If you had a healthy relationship and lost your mother this past year — or even if she departed five, 10 or 20 years ago — you can likely relate to some of these sentiments:

  • Be gentle with yourself. Act like you’ve just had open-heart surgery. This is a significant life event.
  • You’ll never forget. You’ll always honor her every day — by how you live and who you are.
  • Rest assured in the knowledge that your mother’s love for you will never, never, never die.

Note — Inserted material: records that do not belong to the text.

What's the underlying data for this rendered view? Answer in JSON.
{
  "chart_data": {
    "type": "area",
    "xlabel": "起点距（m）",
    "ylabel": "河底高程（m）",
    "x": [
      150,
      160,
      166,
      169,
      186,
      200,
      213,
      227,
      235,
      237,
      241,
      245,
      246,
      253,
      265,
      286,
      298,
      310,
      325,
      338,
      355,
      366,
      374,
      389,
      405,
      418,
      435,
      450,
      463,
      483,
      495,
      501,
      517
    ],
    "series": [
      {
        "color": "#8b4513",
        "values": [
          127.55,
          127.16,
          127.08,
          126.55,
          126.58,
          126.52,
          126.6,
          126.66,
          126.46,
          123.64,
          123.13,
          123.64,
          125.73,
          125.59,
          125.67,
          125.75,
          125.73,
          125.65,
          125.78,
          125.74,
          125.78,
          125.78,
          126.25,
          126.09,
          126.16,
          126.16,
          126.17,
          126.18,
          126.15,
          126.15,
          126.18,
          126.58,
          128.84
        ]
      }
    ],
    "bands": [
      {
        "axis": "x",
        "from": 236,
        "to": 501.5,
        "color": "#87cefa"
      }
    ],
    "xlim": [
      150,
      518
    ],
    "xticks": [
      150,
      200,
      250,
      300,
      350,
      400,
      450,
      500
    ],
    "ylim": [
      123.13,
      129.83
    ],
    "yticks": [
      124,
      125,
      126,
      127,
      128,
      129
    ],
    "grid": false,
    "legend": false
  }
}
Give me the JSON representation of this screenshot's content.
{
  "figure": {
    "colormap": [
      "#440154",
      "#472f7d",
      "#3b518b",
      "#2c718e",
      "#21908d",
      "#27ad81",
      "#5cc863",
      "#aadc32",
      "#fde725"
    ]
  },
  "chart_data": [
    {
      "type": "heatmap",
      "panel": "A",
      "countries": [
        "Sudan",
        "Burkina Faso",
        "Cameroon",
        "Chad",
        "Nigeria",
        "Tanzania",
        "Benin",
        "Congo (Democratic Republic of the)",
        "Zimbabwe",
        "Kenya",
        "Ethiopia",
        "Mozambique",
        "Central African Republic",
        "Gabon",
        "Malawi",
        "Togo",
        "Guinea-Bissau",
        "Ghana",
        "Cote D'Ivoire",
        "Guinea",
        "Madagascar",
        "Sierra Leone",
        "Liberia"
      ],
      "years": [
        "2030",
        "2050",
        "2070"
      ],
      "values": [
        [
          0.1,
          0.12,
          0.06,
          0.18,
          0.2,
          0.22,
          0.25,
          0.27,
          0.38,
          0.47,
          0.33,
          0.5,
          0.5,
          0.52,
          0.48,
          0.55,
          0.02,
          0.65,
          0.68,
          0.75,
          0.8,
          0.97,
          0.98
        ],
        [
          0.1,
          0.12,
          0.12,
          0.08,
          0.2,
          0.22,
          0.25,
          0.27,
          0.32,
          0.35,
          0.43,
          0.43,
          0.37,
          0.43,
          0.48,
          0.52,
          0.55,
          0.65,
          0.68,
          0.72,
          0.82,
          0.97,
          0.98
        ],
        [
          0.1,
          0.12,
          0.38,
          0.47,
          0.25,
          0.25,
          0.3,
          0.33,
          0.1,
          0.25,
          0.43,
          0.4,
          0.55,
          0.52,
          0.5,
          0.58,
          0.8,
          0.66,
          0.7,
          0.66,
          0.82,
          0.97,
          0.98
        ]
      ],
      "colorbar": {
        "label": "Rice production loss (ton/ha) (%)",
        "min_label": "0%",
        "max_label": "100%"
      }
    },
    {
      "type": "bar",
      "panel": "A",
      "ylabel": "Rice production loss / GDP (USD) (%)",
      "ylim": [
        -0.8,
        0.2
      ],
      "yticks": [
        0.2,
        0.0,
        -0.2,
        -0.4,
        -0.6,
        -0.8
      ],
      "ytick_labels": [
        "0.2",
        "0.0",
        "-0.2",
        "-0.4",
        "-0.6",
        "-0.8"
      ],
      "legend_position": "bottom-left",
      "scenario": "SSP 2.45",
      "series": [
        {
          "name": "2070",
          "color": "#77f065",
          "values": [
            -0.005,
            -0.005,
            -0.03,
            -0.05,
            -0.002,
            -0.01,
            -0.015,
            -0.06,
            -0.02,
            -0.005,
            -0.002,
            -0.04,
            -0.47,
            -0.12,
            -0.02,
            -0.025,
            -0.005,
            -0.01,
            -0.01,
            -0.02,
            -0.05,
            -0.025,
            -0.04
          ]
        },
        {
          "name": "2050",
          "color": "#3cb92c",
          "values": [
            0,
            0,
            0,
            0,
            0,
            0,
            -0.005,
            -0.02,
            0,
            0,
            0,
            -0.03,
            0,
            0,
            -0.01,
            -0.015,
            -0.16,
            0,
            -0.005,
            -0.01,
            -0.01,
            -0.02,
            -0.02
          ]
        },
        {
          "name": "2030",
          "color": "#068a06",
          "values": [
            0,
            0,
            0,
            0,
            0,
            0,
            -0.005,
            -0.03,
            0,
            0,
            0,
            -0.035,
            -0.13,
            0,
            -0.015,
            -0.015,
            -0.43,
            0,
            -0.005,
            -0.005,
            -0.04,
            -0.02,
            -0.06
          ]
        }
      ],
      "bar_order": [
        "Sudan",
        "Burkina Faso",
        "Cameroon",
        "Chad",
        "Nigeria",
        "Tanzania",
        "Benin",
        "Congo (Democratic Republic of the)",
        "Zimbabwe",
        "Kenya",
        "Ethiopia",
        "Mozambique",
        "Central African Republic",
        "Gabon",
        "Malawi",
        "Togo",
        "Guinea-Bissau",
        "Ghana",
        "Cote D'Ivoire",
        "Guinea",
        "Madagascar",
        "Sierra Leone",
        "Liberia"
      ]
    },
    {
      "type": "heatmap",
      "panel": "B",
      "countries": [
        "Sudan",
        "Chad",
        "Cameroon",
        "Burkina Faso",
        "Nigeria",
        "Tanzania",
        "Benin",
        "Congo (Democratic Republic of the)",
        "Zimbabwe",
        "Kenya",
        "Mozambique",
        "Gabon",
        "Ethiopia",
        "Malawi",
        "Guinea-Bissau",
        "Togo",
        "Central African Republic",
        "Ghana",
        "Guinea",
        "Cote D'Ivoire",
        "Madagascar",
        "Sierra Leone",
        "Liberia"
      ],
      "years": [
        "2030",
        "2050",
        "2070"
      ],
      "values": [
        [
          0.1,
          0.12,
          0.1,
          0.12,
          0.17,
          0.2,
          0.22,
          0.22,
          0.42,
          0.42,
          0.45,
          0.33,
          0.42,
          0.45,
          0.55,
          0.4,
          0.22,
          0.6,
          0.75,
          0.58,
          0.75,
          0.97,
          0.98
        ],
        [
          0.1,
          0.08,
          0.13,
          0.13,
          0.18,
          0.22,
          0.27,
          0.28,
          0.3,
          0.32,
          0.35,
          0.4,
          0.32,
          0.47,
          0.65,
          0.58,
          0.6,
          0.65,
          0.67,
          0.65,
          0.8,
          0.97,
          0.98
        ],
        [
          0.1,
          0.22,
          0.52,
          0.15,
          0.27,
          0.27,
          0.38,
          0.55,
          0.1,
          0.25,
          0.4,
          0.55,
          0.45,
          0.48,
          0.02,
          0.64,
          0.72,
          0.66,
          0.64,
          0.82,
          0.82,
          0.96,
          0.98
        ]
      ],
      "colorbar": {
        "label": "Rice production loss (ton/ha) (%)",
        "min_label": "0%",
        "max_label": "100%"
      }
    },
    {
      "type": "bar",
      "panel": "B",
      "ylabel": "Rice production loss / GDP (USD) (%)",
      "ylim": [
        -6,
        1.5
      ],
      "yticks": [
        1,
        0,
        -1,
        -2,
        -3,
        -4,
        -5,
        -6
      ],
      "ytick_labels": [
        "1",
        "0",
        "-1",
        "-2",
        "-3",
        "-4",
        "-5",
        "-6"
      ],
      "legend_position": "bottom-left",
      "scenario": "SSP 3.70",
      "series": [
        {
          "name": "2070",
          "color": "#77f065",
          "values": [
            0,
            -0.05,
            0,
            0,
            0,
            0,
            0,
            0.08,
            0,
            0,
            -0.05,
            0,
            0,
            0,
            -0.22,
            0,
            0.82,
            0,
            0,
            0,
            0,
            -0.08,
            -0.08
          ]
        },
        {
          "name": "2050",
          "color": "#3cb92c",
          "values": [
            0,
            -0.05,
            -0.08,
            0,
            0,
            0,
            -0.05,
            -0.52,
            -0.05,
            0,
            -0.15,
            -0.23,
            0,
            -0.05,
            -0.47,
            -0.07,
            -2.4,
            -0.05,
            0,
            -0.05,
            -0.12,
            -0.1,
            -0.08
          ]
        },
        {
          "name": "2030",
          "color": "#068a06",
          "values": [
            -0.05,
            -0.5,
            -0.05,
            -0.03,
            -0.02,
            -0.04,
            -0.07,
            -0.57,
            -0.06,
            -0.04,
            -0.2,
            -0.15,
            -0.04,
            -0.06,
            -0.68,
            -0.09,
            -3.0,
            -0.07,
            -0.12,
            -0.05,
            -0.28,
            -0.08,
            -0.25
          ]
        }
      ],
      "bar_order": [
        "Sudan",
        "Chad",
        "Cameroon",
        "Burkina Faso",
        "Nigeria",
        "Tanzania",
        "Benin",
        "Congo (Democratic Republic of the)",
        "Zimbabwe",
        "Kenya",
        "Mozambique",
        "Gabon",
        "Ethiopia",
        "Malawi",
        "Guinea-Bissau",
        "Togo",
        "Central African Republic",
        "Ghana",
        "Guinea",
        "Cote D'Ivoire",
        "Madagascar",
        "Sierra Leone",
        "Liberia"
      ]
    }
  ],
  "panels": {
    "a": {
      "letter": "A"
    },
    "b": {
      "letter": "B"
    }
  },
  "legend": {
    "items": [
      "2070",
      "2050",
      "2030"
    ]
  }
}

A whimsical approach to life lessons

For another perspective, I’d like to share these words of wisdom from my niece, Caity, upon the death of her grandmother.

“This truly is a celebration of one of my favorite people — my friend, my mentor, my coach, my Grandma (most recently upgraded to “GG” for Great Grandma).

“Grandma was very wise. Through this wisdom she has taught me some of life’s most important lessons. She conveyed these lessons, not through lengthy lectures … rather, by example.”

  • Treat others as you want to be treated. If they don’t treat you the same in return, forget about them.
  • Take good care of your teeth.
  • Never let your gas tank dip below half full. You never know when you could run into car trouble.
  • Speaking of car trouble, make sure you’re always wearing nice underwear. If something happens, you don’t want the emergency team seeing your old underwear.
  • Be willing to do whatever it takes to help someone in need. However, don’t ever let helping someone else hurt you.
  • Treat your body with respect.
  • Listen to your children.
  • Clip coupons — and find a store that doubles them.
  • Treat material objects with respect. Whether it’s your clothes or your car, someone worked hard to make a way for you to have nice things.
  • Be the best mother you can be. Know that children are a blessing. Love them with everything you have.
  • Wash your hands — at least 37 times a day.
  • There’s always an alternative to something that isn’t good for you. Instead of alcohol, fill your glass with ginger ale once in awhile.
  • Make those around you feel like the most special people in the world.
  • Look nice — even if you don’t feel like it. It makes a difference.
  • Tell the truth, even if you think it will upset someone you care about.
  • Do what it takes to keep your marriage strong.
  • The only person who can stop you
  • is you.
  • Leave everything a little better than you found it. This may take a few bottles of Clorox and boxes of steel wool, but it’s possible!

Caity’s grandmother — and my mother — certainly did leave the world a little better than she found it.

Today — and for generations to come — her wisdom will live on.